Fine-tuning a pulverizer

The classifier can only supply sufficient fuel to the burners when the grinding zone is optimized for maximum pulverizer capacity. Pulverizer “capacity” is the amount of coal a pulverizer can grind at a given raw feed rate, to a given fineness, at a certain Hardgrove Grindabilty Index (HGI), and at a specific raw fuel size—typically crushed to ¾-inch plus tramp metal separation before entering the fuel silos. All four of these variables must be properly managed to achieve good pulverizer performance.

Classifier changes must be made to optimize both fuel fineness and fuel distribution. That is, classifiers can create good fuel balance provided the fuel lines are flow-balanced on clean air (Figure 6).

6. Balancing burners.

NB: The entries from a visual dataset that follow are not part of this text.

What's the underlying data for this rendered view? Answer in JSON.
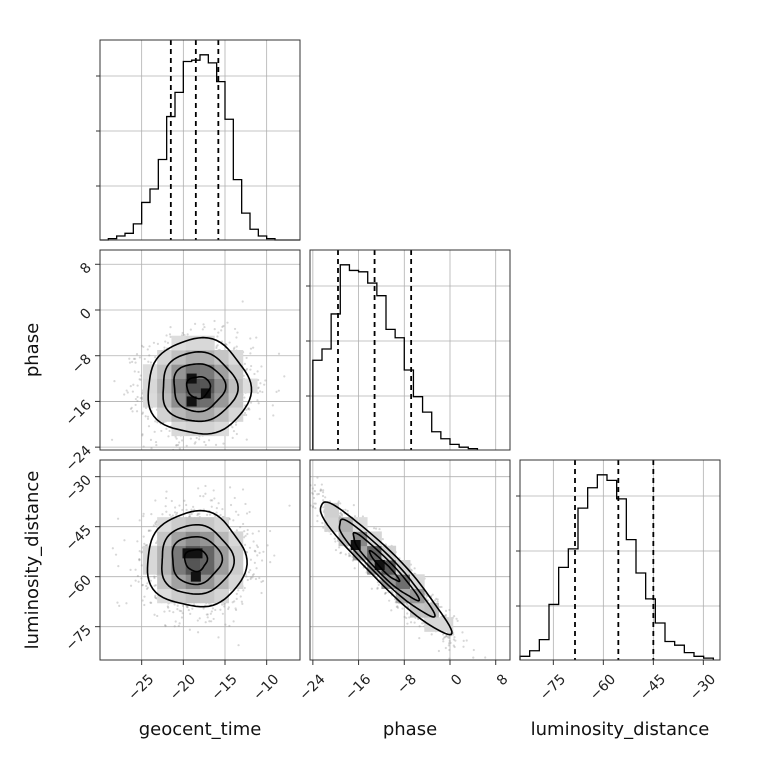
{
  "chart_data": {
    "type": "corner",
    "parameters": [
      "geocent_time",
      "phase",
      "luminosity_distance"
    ],
    "grid": true,
    "axes": {
      "geocent_time": {
        "range": [
          -30,
          -6
        ],
        "ticks": [
          -25,
          -20,
          -15,
          -10
        ],
        "tick_labels": [
          "−25",
          "−20",
          "−15",
          "−10"
        ]
      },
      "phase": {
        "range": [
          -24.5,
          10.5
        ],
        "ticks": [
          -24,
          -16,
          -8,
          0,
          8
        ],
        "tick_labels": [
          "−24",
          "−16",
          "−8",
          "0",
          "8"
        ]
      },
      "luminosity_distance": {
        "range": [
          -85,
          -25
        ],
        "ticks": [
          -75,
          -60,
          -45,
          -30
        ],
        "tick_labels": [
          "−75",
          "−60",
          "−45",
          "−30"
        ]
      }
    },
    "marginals": [
      {
        "parameter": "geocent_time",
        "quantiles": [
          -21.5,
          -18.5,
          -15.8
        ],
        "bin_start": -30,
        "bin_width": 1,
        "counts": [
          0,
          1,
          3,
          5,
          12,
          28,
          38,
          60,
          92,
          110,
          133,
          134,
          138,
          132,
          118,
          90,
          45,
          20,
          8,
          3,
          1,
          0,
          0,
          0
        ]
      },
      {
        "parameter": "phase",
        "quantiles": [
          -19.6,
          -13.2,
          -6.8
        ],
        "bin_start": -24,
        "bin_width": 1.6,
        "counts": [
          64,
          72,
          97,
          132,
          128,
          127,
          119,
          110,
          86,
          80,
          57,
          38,
          27,
          13,
          8,
          4,
          2,
          1
        ]
      },
      {
        "parameter": "luminosity_distance",
        "quantiles": [
          -68.5,
          -55.5,
          -45.0
        ],
        "bin_start": -85,
        "bin_width": 2.9,
        "counts": [
          2,
          5,
          11,
          30,
          50,
          60,
          82,
          93,
          100,
          97,
          87,
          65,
          47,
          33,
          20,
          10,
          8,
          4,
          2,
          1
        ]
      }
    ],
    "joint": [
      {
        "x": "geocent_time",
        "y": "phase",
        "center": [
          -18.2,
          -13.5
        ],
        "spread": [
          2.8,
          3.8
        ],
        "corr": 0,
        "levels": [
          0.5,
          1.1,
          1.6,
          2.2
        ],
        "hot_spots": [
          [
            -19,
            -12
          ],
          [
            -19,
            -16
          ],
          [
            -17.3,
            -14.6
          ]
        ]
      },
      {
        "x": "geocent_time",
        "y": "luminosity_distance",
        "center": [
          -18.5,
          -55
        ],
        "spread": [
          2.7,
          6.5
        ],
        "corr": 0,
        "levels": [
          0.5,
          1.1,
          1.6,
          2.2
        ],
        "hot_spots": [
          [
            -19.5,
            -53
          ],
          [
            -18.3,
            -53
          ],
          [
            -18.5,
            -60
          ]
        ]
      },
      {
        "x": "phase",
        "y": "luminosity_distance",
        "center": [
          -11.5,
          -57
        ],
        "spread": [
          5.2,
          9.0
        ],
        "corr": -0.95,
        "levels": [
          0.5,
          1.1,
          1.6,
          2.2
        ],
        "hot_spots": [
          [
            -16.5,
            -50.5
          ],
          [
            -12.3,
            -56.5
          ]
        ]
      }
    ]
  }
}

Balancing burners begins with the classifier on pressurized pulverizers. The classifier has two purposes: to return course particles for regrinding and to balance fuel streams to each burner line. Poor coal fineness often yields poor distribution, because large coal particles and air mix to form a two-phase mixture that will not homogenize (left). Good fineness creates a homogenous and balanced mixture that behaves more like a gas than a two-phase mixture of air and fuel (right). Source: Storm Technologies Inc.

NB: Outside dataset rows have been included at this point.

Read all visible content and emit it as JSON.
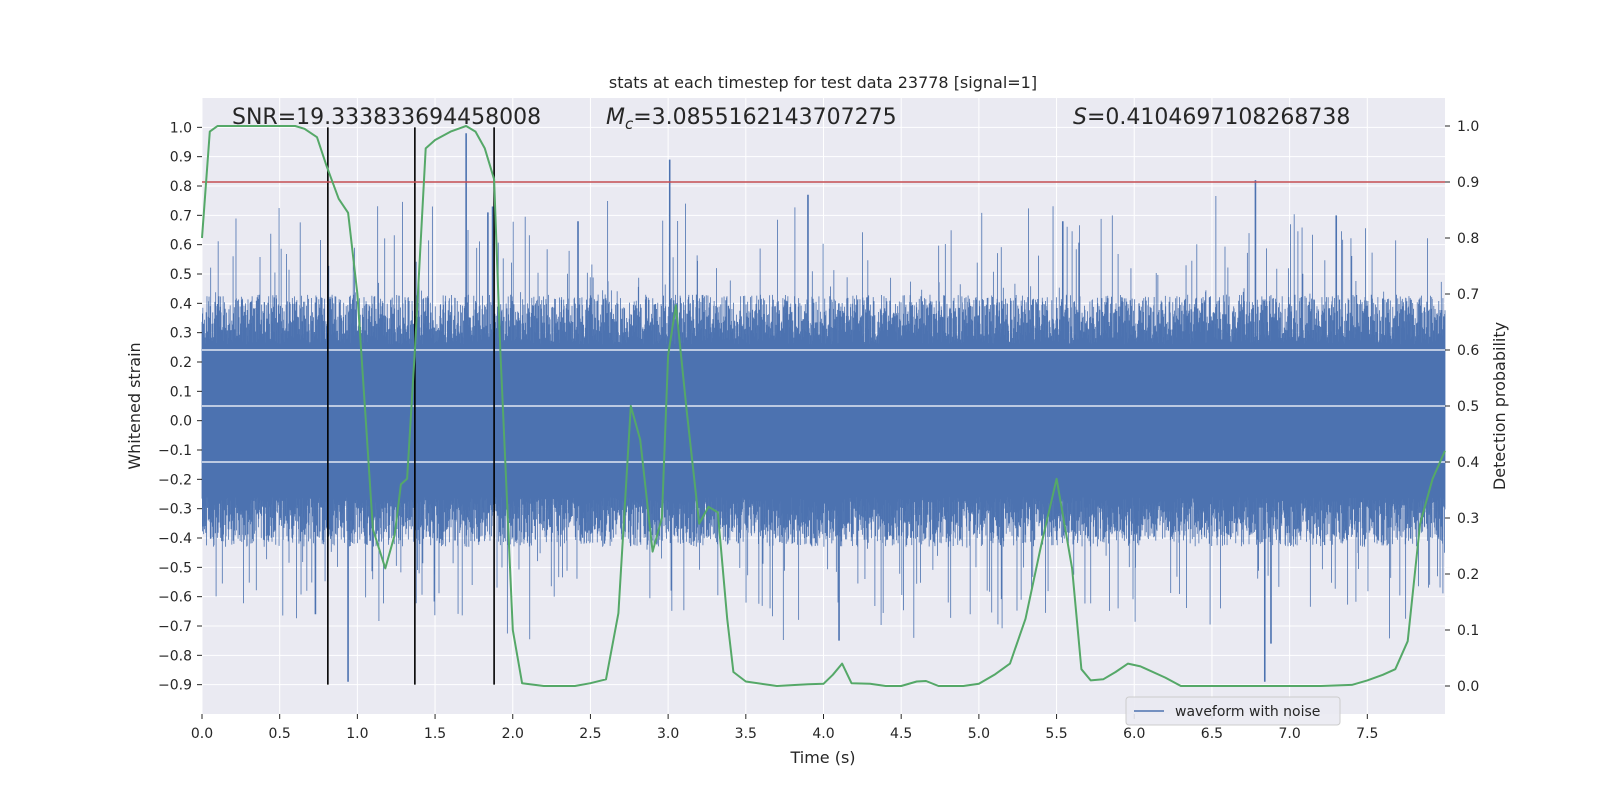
{
  "chart_data": {
    "type": "line",
    "title": "stats at each timestep for test data 23778 [signal=1]",
    "xlabel": "Time (s)",
    "ylabel_left": "Whitened strain",
    "ylabel_right": "Detection probability",
    "xlim": [
      0.0,
      8.0
    ],
    "ylim_left": [
      -1.0,
      1.1
    ],
    "ylim_right": [
      -0.05,
      1.05
    ],
    "x_ticks": [
      0.0,
      0.5,
      1.0,
      1.5,
      2.0,
      2.5,
      3.0,
      3.5,
      4.0,
      4.5,
      5.0,
      5.5,
      6.0,
      6.5,
      7.0,
      7.5
    ],
    "x_tick_labels": [
      "0.0",
      "0.5",
      "1.0",
      "1.5",
      "2.0",
      "2.5",
      "3.0",
      "3.5",
      "4.0",
      "4.5",
      "5.0",
      "5.5",
      "6.0",
      "6.5",
      "7.0",
      "7.5"
    ],
    "y_left_ticks": [
      1.0,
      0.9,
      0.8,
      0.7,
      0.6,
      0.5,
      0.4,
      0.3,
      0.2,
      0.1,
      0.0,
      -0.1,
      -0.2,
      -0.3,
      -0.4,
      -0.5,
      -0.6,
      -0.7,
      -0.8,
      -0.9
    ],
    "y_left_tick_labels": [
      "1.0",
      "0.9",
      "0.8",
      "0.7",
      "0.6",
      "0.5",
      "0.4",
      "0.3",
      "0.2",
      "0.1",
      "0.0",
      "−0.1",
      "−0.2",
      "−0.3",
      "−0.4",
      "−0.5",
      "−0.6",
      "−0.7",
      "−0.8",
      "−0.9"
    ],
    "y_right_ticks": [
      1.0,
      0.9,
      0.8,
      0.7,
      0.6,
      0.5,
      0.4,
      0.3,
      0.2,
      0.1,
      0.0
    ],
    "y_right_tick_labels": [
      "1.0",
      "0.9",
      "0.8",
      "0.7",
      "0.6",
      "0.5",
      "0.4",
      "0.3",
      "0.2",
      "0.1",
      "0.0"
    ],
    "annotations": {
      "snr": "SNR=19.333833694458008",
      "mc_symbol": "M",
      "mc_subscript": "c",
      "mc_value": "=3.0855162143707275",
      "s_symbol": "S",
      "s_value": "=0.4104697108268738"
    },
    "legend": {
      "label": "waveform with noise",
      "location": "lower-right"
    },
    "threshold_line": {
      "axis": "right",
      "value": 0.9,
      "color": "#c44e52"
    },
    "vertical_markers": [
      0.81,
      1.37,
      1.88
    ],
    "marker_span_left": [
      -0.9,
      1.0
    ],
    "waveform": {
      "name": "waveform with noise",
      "color": "#4c72b0",
      "seed": 23778,
      "core_band": 0.26,
      "typical_envelope": [
        -0.42,
        0.42
      ],
      "spikes": [
        {
          "t": 1.7,
          "v": 0.98
        },
        {
          "t": 3.01,
          "v": 0.89
        },
        {
          "t": 6.78,
          "v": 0.82
        },
        {
          "t": 3.9,
          "v": 0.77
        },
        {
          "t": 1.87,
          "v": 0.73
        },
        {
          "t": 0.94,
          "v": -0.89
        },
        {
          "t": 6.84,
          "v": -0.89
        },
        {
          "t": 4.1,
          "v": -0.75
        },
        {
          "t": 6.88,
          "v": -0.76
        },
        {
          "t": 5.54,
          "v": 0.68
        },
        {
          "t": 7.3,
          "v": 0.7
        },
        {
          "t": 0.73,
          "v": -0.66
        },
        {
          "t": 1.84,
          "v": 0.71
        },
        {
          "t": 2.42,
          "v": 0.68
        }
      ]
    },
    "probability": {
      "name": "Detection probability",
      "color": "#55a868",
      "points": [
        [
          0.0,
          0.8
        ],
        [
          0.05,
          0.99
        ],
        [
          0.1,
          1.0
        ],
        [
          0.2,
          1.0
        ],
        [
          0.3,
          1.0
        ],
        [
          0.4,
          1.0
        ],
        [
          0.5,
          1.0
        ],
        [
          0.6,
          1.0
        ],
        [
          0.66,
          0.995
        ],
        [
          0.74,
          0.98
        ],
        [
          0.8,
          0.93
        ],
        [
          0.88,
          0.87
        ],
        [
          0.94,
          0.845
        ],
        [
          1.0,
          0.7
        ],
        [
          1.06,
          0.45
        ],
        [
          1.1,
          0.28
        ],
        [
          1.18,
          0.21
        ],
        [
          1.24,
          0.27
        ],
        [
          1.28,
          0.36
        ],
        [
          1.32,
          0.37
        ],
        [
          1.37,
          0.6
        ],
        [
          1.44,
          0.96
        ],
        [
          1.5,
          0.975
        ],
        [
          1.6,
          0.99
        ],
        [
          1.7,
          1.0
        ],
        [
          1.76,
          0.99
        ],
        [
          1.82,
          0.96
        ],
        [
          1.88,
          0.905
        ],
        [
          1.92,
          0.6
        ],
        [
          2.0,
          0.1
        ],
        [
          2.06,
          0.005
        ],
        [
          2.2,
          0.0
        ],
        [
          2.4,
          0.0
        ],
        [
          2.5,
          0.005
        ],
        [
          2.6,
          0.012
        ],
        [
          2.68,
          0.13
        ],
        [
          2.76,
          0.5
        ],
        [
          2.82,
          0.44
        ],
        [
          2.9,
          0.24
        ],
        [
          2.96,
          0.3
        ],
        [
          3.0,
          0.59
        ],
        [
          3.05,
          0.68
        ],
        [
          3.12,
          0.49
        ],
        [
          3.2,
          0.29
        ],
        [
          3.26,
          0.32
        ],
        [
          3.32,
          0.31
        ],
        [
          3.38,
          0.12
        ],
        [
          3.42,
          0.025
        ],
        [
          3.5,
          0.008
        ],
        [
          3.7,
          0.0
        ],
        [
          3.9,
          0.003
        ],
        [
          4.0,
          0.004
        ],
        [
          4.06,
          0.02
        ],
        [
          4.12,
          0.04
        ],
        [
          4.18,
          0.005
        ],
        [
          4.3,
          0.004
        ],
        [
          4.4,
          0.0
        ],
        [
          4.5,
          0.0
        ],
        [
          4.6,
          0.008
        ],
        [
          4.66,
          0.009
        ],
        [
          4.74,
          0.0
        ],
        [
          4.9,
          0.0
        ],
        [
          5.0,
          0.004
        ],
        [
          5.1,
          0.02
        ],
        [
          5.2,
          0.04
        ],
        [
          5.3,
          0.12
        ],
        [
          5.4,
          0.25
        ],
        [
          5.5,
          0.37
        ],
        [
          5.6,
          0.21
        ],
        [
          5.66,
          0.03
        ],
        [
          5.72,
          0.01
        ],
        [
          5.8,
          0.012
        ],
        [
          5.88,
          0.025
        ],
        [
          5.96,
          0.04
        ],
        [
          6.04,
          0.035
        ],
        [
          6.2,
          0.015
        ],
        [
          6.3,
          0.0
        ],
        [
          6.5,
          0.0
        ],
        [
          6.8,
          0.0
        ],
        [
          7.0,
          0.0
        ],
        [
          7.2,
          0.0
        ],
        [
          7.4,
          0.002
        ],
        [
          7.5,
          0.01
        ],
        [
          7.6,
          0.02
        ],
        [
          7.68,
          0.03
        ],
        [
          7.76,
          0.08
        ],
        [
          7.84,
          0.29
        ],
        [
          7.92,
          0.37
        ],
        [
          8.0,
          0.42
        ]
      ]
    }
  }
}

A typical pulverizer capacity correction graph is shown in Figure 7. Note that the capacity of a pulverizer originally designed for 45 HGI and 70% passing 200 mesh when operated with 40 HGI fuel at 80% passing 200 mesh will have a true capacity of about 70% of the base design. Of course, the penalty is greater if the pulverizer was originally designed for a typical eastern bituminous coal 40 years ago with an HGI of 50 to 60.

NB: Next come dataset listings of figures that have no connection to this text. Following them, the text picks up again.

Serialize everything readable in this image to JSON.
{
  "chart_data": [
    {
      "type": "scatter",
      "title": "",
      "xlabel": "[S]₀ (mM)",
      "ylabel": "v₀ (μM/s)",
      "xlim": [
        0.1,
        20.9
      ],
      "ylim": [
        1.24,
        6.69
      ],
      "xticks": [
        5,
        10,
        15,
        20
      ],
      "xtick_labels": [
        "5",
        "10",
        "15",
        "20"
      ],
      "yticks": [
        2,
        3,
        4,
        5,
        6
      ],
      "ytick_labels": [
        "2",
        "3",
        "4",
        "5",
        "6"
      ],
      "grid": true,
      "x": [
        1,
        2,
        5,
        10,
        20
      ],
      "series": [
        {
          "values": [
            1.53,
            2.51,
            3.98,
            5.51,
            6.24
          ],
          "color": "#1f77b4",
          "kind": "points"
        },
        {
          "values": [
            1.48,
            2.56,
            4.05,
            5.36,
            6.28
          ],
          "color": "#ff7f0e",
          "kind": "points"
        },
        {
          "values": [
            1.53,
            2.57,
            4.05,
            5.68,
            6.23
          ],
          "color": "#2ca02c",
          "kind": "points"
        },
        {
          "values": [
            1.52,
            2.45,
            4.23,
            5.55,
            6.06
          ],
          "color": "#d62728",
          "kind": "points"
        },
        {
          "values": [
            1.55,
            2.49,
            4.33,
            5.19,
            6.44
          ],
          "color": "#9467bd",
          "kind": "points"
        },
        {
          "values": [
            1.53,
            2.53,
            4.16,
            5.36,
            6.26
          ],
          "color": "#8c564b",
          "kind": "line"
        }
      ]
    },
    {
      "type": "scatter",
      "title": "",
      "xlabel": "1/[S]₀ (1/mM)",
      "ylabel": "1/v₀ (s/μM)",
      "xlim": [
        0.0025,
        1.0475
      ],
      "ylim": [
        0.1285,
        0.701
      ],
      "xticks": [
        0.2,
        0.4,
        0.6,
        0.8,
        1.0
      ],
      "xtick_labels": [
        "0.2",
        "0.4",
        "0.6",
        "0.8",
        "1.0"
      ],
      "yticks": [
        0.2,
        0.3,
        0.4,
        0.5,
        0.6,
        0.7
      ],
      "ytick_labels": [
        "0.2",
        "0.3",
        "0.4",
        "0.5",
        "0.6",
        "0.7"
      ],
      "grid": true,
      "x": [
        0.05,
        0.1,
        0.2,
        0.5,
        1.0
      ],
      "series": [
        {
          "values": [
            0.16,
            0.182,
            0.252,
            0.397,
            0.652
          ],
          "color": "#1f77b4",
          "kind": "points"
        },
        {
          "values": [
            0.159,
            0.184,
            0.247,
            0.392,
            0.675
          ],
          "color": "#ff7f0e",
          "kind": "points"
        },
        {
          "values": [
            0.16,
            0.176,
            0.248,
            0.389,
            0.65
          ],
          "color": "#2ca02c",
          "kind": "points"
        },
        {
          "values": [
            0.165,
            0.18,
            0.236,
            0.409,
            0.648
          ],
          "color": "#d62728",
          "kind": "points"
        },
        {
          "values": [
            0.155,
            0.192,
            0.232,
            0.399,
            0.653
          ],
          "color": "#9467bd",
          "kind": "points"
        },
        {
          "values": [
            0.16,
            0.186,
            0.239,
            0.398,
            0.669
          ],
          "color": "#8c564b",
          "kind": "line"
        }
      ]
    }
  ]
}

Figure 7 also clearly shows that fineness and hardness have a much more profound effect on pulverizer performance than moisture or coal feed size. This observation leads to an important conclusion: The common link for good furnace combustion and good pulverizer performance is fuel fineness, and that’s why we believe a properly tuned pulverizer that is capable of delivering rated fuel flow with the fuel fineness essential for good combustion is critical for optimum plant performance.

7. Predicting pulverizer performance. Four key parameters must be considered when assessing the performance of a pulverizer: fuel feedsize, fineness, moisture, and Hardgrove Grindabilty Index. Often pulverizers are called to perform far above their true capacity. Source: Storm Technologies Inc.

An optimum air/fuel ratio is also critical for achieving best fineness and best furnace performance. Pulverizer throats that are oversized are often compensated for by raising the primary airflow above the optimum 1.6 to 1.8 lb air/lb fuel range to minimize coal rejects. Although high primary airflow will reduce coal rejects, it does so at the detriment of coal fineness, fuel distribution, heat rate, upper furnace slagging, and furnace NOx production (Figure 8).

8. Sampling coal fineness. A typical sampling methodology uses an isokinetic coal sampler to determine if the coal pipes are properly balanced and if the coal is ground to adequate fineness. Source: Storm Technologies Inc.

Switching from an eastern coal to PRB coal entails much more than just getting a good price per ton for lower-sulfur coal. PRB coal can cause problems from the pulverizer through the furnace if the plant’s pulverizers are not up to the task. Many plants have switched to PRB only to experience much higher furnace and backpass slagging and fouling, which then prompts them to add more sootblowers and water lances in an effort to keep furnace surfaces clean. Chances are their problems are not with the furnace or the new coal but rather are the result of a poor tradeoff between pulverizer capacity and fuel fineness that was made to minimize the capital cost of the fuel switch.